Un questionnaire informatisé a été envoyé par e-mail, à trois reprises entre le 2 février et le 15 mars, aux médecins travaillant dans les 169 urgences pédiatriques françaises via l’annuaire du groupe francophone de réanimation et d’urgences pédiatriques de la Société de réanimation de langue française (SRLF). Sur les 276 médecins répondants, 98% connaissaient le communiqué de l’ANSM. Ils étaient 48% à prescrire de la codéine, une à trois fois par semaine, avant l’alerte. Après, les médecins ont arrêté de prescrire de la codéine chez les enfants de moins de 12 ans dans 56% des cas et pour tous les enfants dans 26% des cas. Les médecins étaient mis en difficulté régulièrement dans 62% des cas, essentiellement pour les douleurs de la gingivostomatite. Les prescriptions de recours étaient essentiellement le paracétamol, le tramadol et les anti-inflammatoires non stéroïdiens (AINS). La morphine per os était prescrite « parfois » par 53%. Elle n’était jamais prescrite pour le retour à domicile par 54% des médecins.
Les trois quarts des médecins interrogés souhaitaient pouvoir réutiliser de la codéine.
Cette enquête montre que les consignes de l’ANSM de restreindre l’usage de la codéine chez l’enfant sont « majoritairement » connues et respectées par les médecins des urgences pédiatriques. Il apparaît également que « la prise en charge de la douleur chez l’enfant sans l’utilisation de la codéine ne paraît pas optimale ».
Les auteurs notent par ailleurs que la métabolisation de certains médicaments de recours, comme le tramadol, peut dépendre d’un polymorphisme génétique, ce qui risque de poser la même problématique que la codéine. « L’utilisation des AINS et de la morphine orale est à développer dans certaines indications en s’appuyant sur de nouvelles recommandations de prise en charge de la douleur de l’enfant », ajoutent-elles.
Des recommandations attendues en 2016
La SFETD a travaillé avec la Haute autorité de santé (HAS), à la demande de la direction générale de santé (DGS), sur des recommandations sur la prise en charge de la douleur persistante chez l’enfant, dans un contexte de restriction d’utilisation de la codéine, rappelle l’APM dans son communiqué de novembre 2015. Le groupe de relecture de la société savante s’est réuni lors du congrès et après validation par la HAS, le texte des recommandations devrait être diffusé au cours du premier semestre 2016, a indiqué mardi à l’APM le président de la SFETD, Didier Bouhassira.
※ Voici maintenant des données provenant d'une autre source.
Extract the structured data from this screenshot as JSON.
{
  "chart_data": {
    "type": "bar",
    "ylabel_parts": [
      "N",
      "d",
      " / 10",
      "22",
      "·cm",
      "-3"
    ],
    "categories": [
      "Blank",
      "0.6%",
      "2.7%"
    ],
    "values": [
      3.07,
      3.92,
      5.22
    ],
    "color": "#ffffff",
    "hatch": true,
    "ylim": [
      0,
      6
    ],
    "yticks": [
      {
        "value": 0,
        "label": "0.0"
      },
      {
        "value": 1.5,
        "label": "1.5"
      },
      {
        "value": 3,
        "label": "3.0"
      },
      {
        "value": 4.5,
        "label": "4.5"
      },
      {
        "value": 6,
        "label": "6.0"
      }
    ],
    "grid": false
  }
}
Parmi les situations les plus problématiques de douleurs aiguës depuis le retrait de la codéine figurent le post-opératoire en hôpital de jour notamment l’amygdalectomie, la cure de hernie inguinale, l’orchidopexie, les chirurgies urologiques et la chirurgie dentaire, les urgences, notamment la traumatologie, les tableaux d’abdomen chirurgical aigu et les brûlures, les douleurs ORL (otites moyenne et externe, sinusites aiguës) et les gingivostomatites, indiquent les membres du groupe de relecture dans leur poster. Les situations problématiques de douleurs chroniques ou récurrentes concernent les douleurs chroniques cancéreuses et non cancéreuses, les crises vaso-occlusives drépanocytotaires. Selon l’analyse de la littérature, peu de publications portent sur l’efficacité antalgique de la codéine chez l’enfant.
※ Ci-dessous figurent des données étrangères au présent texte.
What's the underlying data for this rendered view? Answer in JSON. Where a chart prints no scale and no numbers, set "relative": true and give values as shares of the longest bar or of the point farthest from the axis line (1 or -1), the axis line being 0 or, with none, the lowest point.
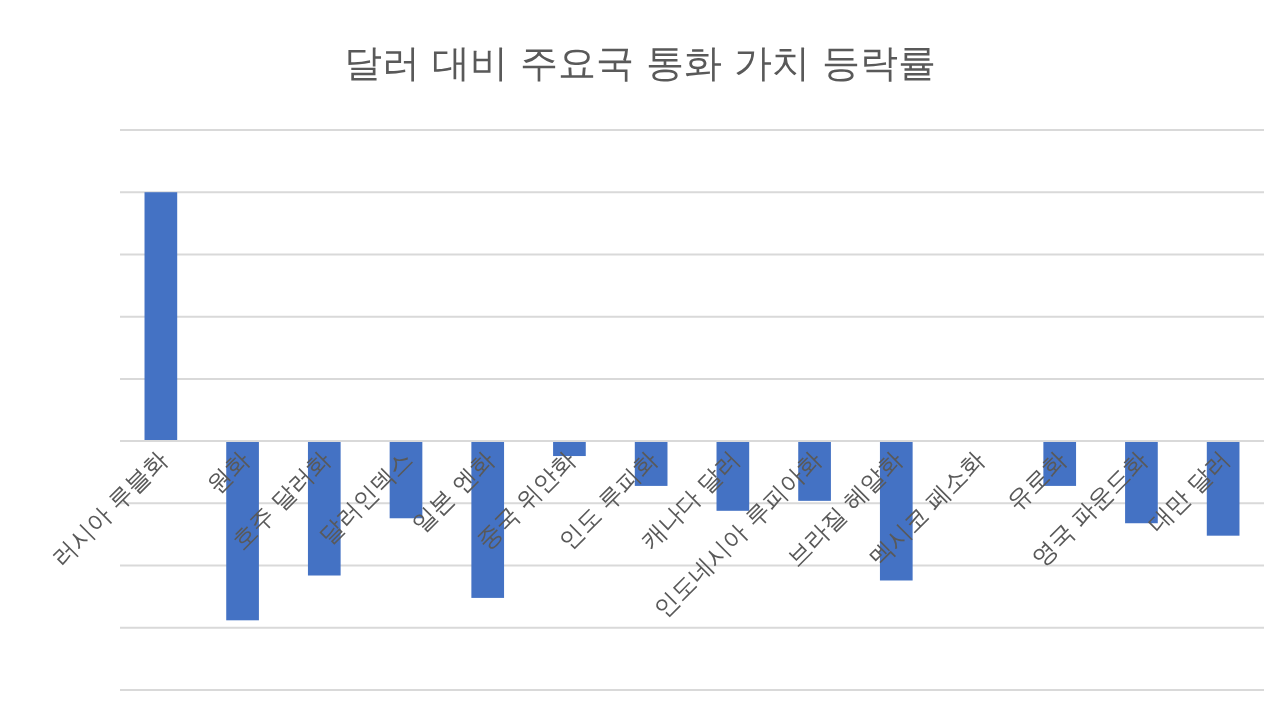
{
  "chart_data": {
    "type": "bar",
    "title": "달러 대비 주요국 통화 가치 등락률",
    "categories": [
      "러시아 루블화",
      "원화",
      "호주 달러화",
      "달러인덱스",
      "일본 엔화",
      "중국 위안화",
      "인도 루피화",
      "캐나다 달러",
      "인도네시아 루피아화",
      "브라질 헤알화",
      "멕시코 페소화",
      "유로화",
      "영국 파운드화",
      "대만 달러"
    ],
    "values": [
      1,
      -0.72,
      -0.54,
      -0.31,
      -0.63,
      -0.06,
      -0.18,
      -0.28,
      -0.24,
      -0.56,
      0,
      -0.18,
      -0.33,
      -0.38
    ],
    "color": "#4472c4",
    "relative": true,
    "grid": "y"
  }
}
Il existe d’autres solutions à la codéine dans les différentes situations de douleur aiguë, qui reposent principalement sur les recommandations de l’Organisation mondiale de la santé (OMS) de 2012 sur la prise en charge antalgique chez l’enfant en deux paliers, le paracétamol et l’ibuprofène de palier 1 et la morphine de palier 3. La codéine a en revanche peu ou pas de place dans le traitement de la douleur chronique, ajoutent les auteurs.